I agree to meet an old friend in a familiar place. But when we meet, the old friend’s smiles become jeers. They expose the indifference that I have shown to them and remind me of every unfriendly act, missed appointment or unkind word. They are lyrical on my hypocrisy. Then they disappear. Popping up occasionally to remind me what I prick I am, as I try to navigate through the once familiar place, which has now mutated into a maze.

For years the disdainful friend was D*****. Now it is Rachel.

At university, I shared a flat with Rachel for three years. She was a well spoken, well behaved young lady. An enthusiast, she wore thick, green woolen stockings, fussed, muttered to herself and made coco at bedtime.

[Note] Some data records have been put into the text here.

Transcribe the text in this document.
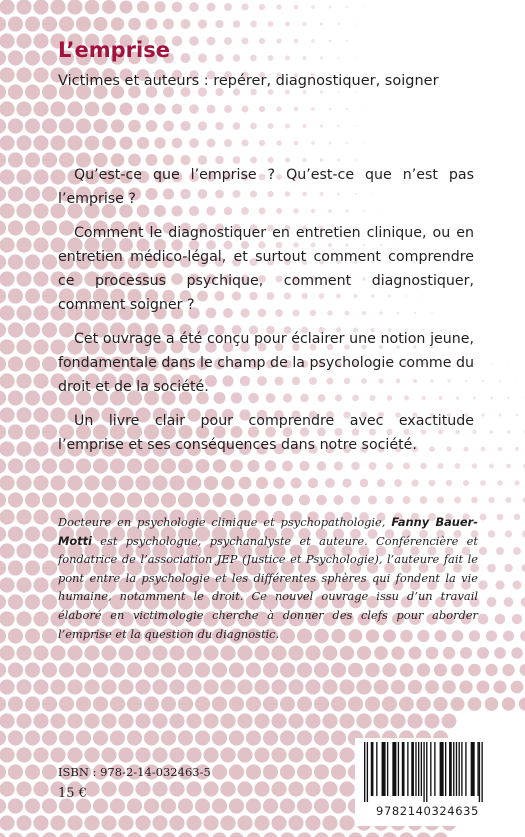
L’emprise

Victimes et auteurs : repérer, diagnostiquer, soigner

Qu’est-ce que l’emprise ? Qu’est-ce que n’est pas l’emprise ?

Comment le diagnostiquer en entretien clinique, ou en entretien médico-légal, et surtout comment comprendre ce processus psychique, comment diagnostiquer, comment soigner ?

Cet ouvrage a été conçu pour éclairer une notion jeune, fondamentale dans le champ de la psychologie comme du droit et de la société.

Un livre clair pour comprendre avec exactitude l’emprise et ses conséquences dans notre société.

Docteure en psychologie clinique et psychopathologie, Fanny Bauer-Motti est psychologue, psychanalyste et auteure. Conférencière et fondatrice de l’association JEP (Justice et Psychologie), l’auteure fait le pont entre la psychologie et les différentes sphères qui fondent la vie humaine, notamment le droit. Ce nouvel ouvrage issu d’un travail élaboré en victimologie cherche à donner des clefs pour aborder l’emprise et la question du diagnostic.

ISBN : 978-2-14-032463-5

15 €

9782140324635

Even as a student, Rachel had the air of someone who would eventually make jam and chair WI committees. She was church-going, small c conservative, CofE right down to her range of plaid, knee length kilts and flat soled shoes. Does that sound dismissive? It’s not meant to be. I loved her in a clumsy, brotherly way.

No, not brotherly. She had the practical, enthusiastic charm of a favourite aunt. Or more likely, I did not have the brains required to analyse our relationship, at all. At the time, Rachel simply existed in the twin states of ‘friend’ and ‘house mate’.

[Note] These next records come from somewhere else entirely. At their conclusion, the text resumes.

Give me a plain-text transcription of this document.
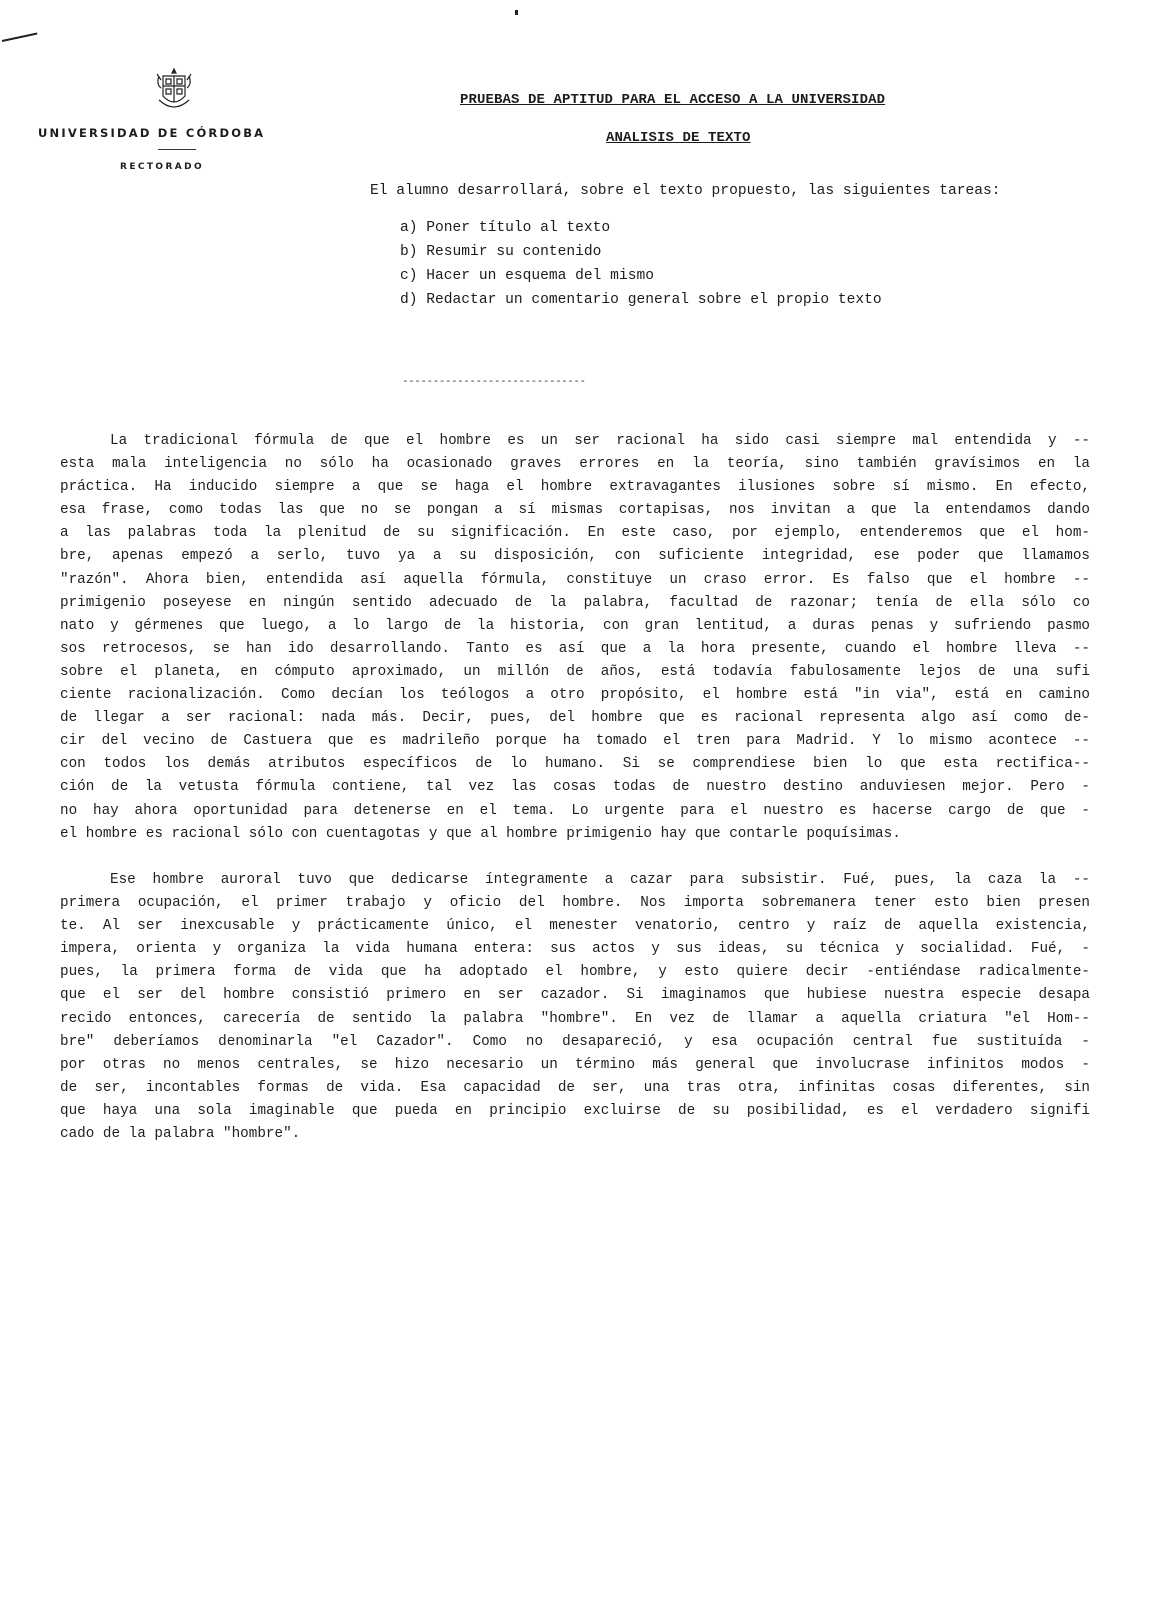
UNIVERSIDAD DE CÓRDOBA
RECTORADO
PRUEBAS DE APTITUD PARA EL ACCESO A LA UNIVERSIDAD
ANALISIS DE TEXTO
El alumno desarrollará, sobre el texto propuesto, las siguientes tareas:
a) Poner título al texto
b) Resumir su contenido
c) Hacer un esquema del mismo
d) Redactar un comentario general sobre el propio texto
------------------------------
La tradicional fórmula de que el hombre es un ser racional ha sido casi siempre mal entendida y --
esta mala inteligencia no sólo ha ocasionado graves errores en la teoría, sino también gravísimos en la
práctica. Ha inducido siempre a que se haga el hombre extravagantes ilusiones sobre sí mismo. En efecto,
esa frase, como todas las que no se pongan a sí mismas cortapisas, nos invitan a que la entendamos dando
a las palabras toda la plenitud de su significación. En este caso, por ejemplo, entenderemos que el hom-
bre, apenas empezó a serlo, tuvo ya a su disposición, con suficiente integridad, ese poder que llamamos
"razón". Ahora bien, entendida así aquella fórmula, constituye un craso error. Es falso que el hombre --
primigenio poseyese en ningún sentido adecuado de la palabra, facultad de razonar; tenía de ella sólo co
nato y gérmenes que luego, a lo largo de la historia, con gran lentitud, a duras penas y sufriendo pasmo
sos retrocesos, se han ido desarrollando. Tanto es así que a la hora presente, cuando el hombre lleva --
sobre el planeta, en cómputo aproximado, un millón de años, está todavía fabulosamente lejos de una sufi
ciente racionalización. Como decían los teólogos a otro propósito, el hombre está "in via", está en camino
de llegar a ser racional: nada más. Decir, pues, del hombre que es racional representa algo así como de-
cir del vecino de Castuera que es madrileño porque ha tomado el tren para Madrid. Y lo mismo acontece --
con todos los demás atributos específicos de lo humano. Si se comprendiese bien lo que esta rectifica--
ción de la vetusta fórmula contiene, tal vez las cosas todas de nuestro destino anduviesen mejor. Pero -
no hay ahora oportunidad para detenerse en el tema. Lo urgente para el nuestro es hacerse cargo de que -
el hombre es racional sólo con cuentagotas y que al hombre primigenio hay que contarle poquísimas.
Ese hombre auroral tuvo que dedicarse íntegramente a cazar para subsistir. Fué, pues, la caza la --
primera ocupación, el primer trabajo y oficio del hombre. Nos importa sobremanera tener esto bien presen
te. Al ser inexcusable y prácticamente único, el menester venatorio, centro y raíz de aquella existencia,
impera, orienta y organiza la vida humana entera: sus actos y sus ideas, su técnica y socialidad. Fué, -
pues, la primera forma de vida que ha adoptado el hombre, y esto quiere decir -entiéndase radicalmente-
que el ser del hombre consistió primero en ser cazador. Si imaginamos que hubiese nuestra especie desapa
recido entonces, carecería de sentido la palabra "hombre". En vez de llamar a aquella criatura "el Hom--
bre" deberíamos denominarla "el Cazador". Como no desapareció, y esa ocupación central fue sustituída -
por otras no menos centrales, se hizo necesario un término más general que involucrase infinitos modos -
de ser, incontables formas de vida. Esa capacidad de ser, una tras otra, infinitas cosas diferentes, sin
que haya una sola imaginable que pueda en principio excluirse de su posibilidad, es el verdadero signifi
cado de la palabra "hombre".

I can’t remember what Rachel studied. Whatever it was, she did it with a sense of industry that meant her lectures were all attended, her books got read and her essays arrived on tutors’ desks proofed and on time. Her approach to study sat awkwardly with mine.

In fact, her ethic and elbow grease was a stark contrast to my more loutish, ramshackle approach. In my studies, diligence and hard work were remote destinations. Like Paris or New York, they where places I had heard of, but hadn’t visited.

If I hadn’t been wrapped up in the storm of ego and chemicals that made up my career as a student, I would remember more about Rachel. What she thought, felt or believed in.

Instead my memories of her are defined by her relation to me, rather than as a separate, complex and interesting person in her own right. But who has the time to appreciate others? I had a torrid infatuation to worry about. A pointless and painful obsession with our other flatmate Lisa.

When Rachel returned to University for our final year, she had fallen in love. By the time we graduated, she was engaged. Was she married that summer or the one after? Does it matter; although I accepted the invite, I didn’t go. And that is something I will always fund shameful about myself. Nor did I apologise or explain my absence. I find that even worse, the reprehensible acts of a coward.

This all happened before social media. Rachel got married a year before I even owned a mobile phone.

It’s been 15 years since I last saw Rachel. If there was a big goodbye, the memory hasn’t stuck. It’s the ephemera of the last day at university that remains: piling the flat’s collection of empty wine bottles into an old potato sack; the panic that we’d not be able to empty out a year’s supply of other junk; that no one would get their deposits back. But no goodbyes.

I am sure Rachel is out there, carting well-adjusted, bright children to recitals and drama club. She is in her kitchen, sterilising jars, or in Waitrose buying frozen fruit, for jam. And part of me wants her to stop and suddenly think ‘I wonder whatever happened to James?’. But on the other hand, I’m not sure I deserve her time.

Other people keep hold of their university friends. All over the country, sideboards groan with photographs taken a yearly reunions. But not in my house. As my dreams remind me, I am a friend. not a good friend though – good friends are the one’s you get to keep.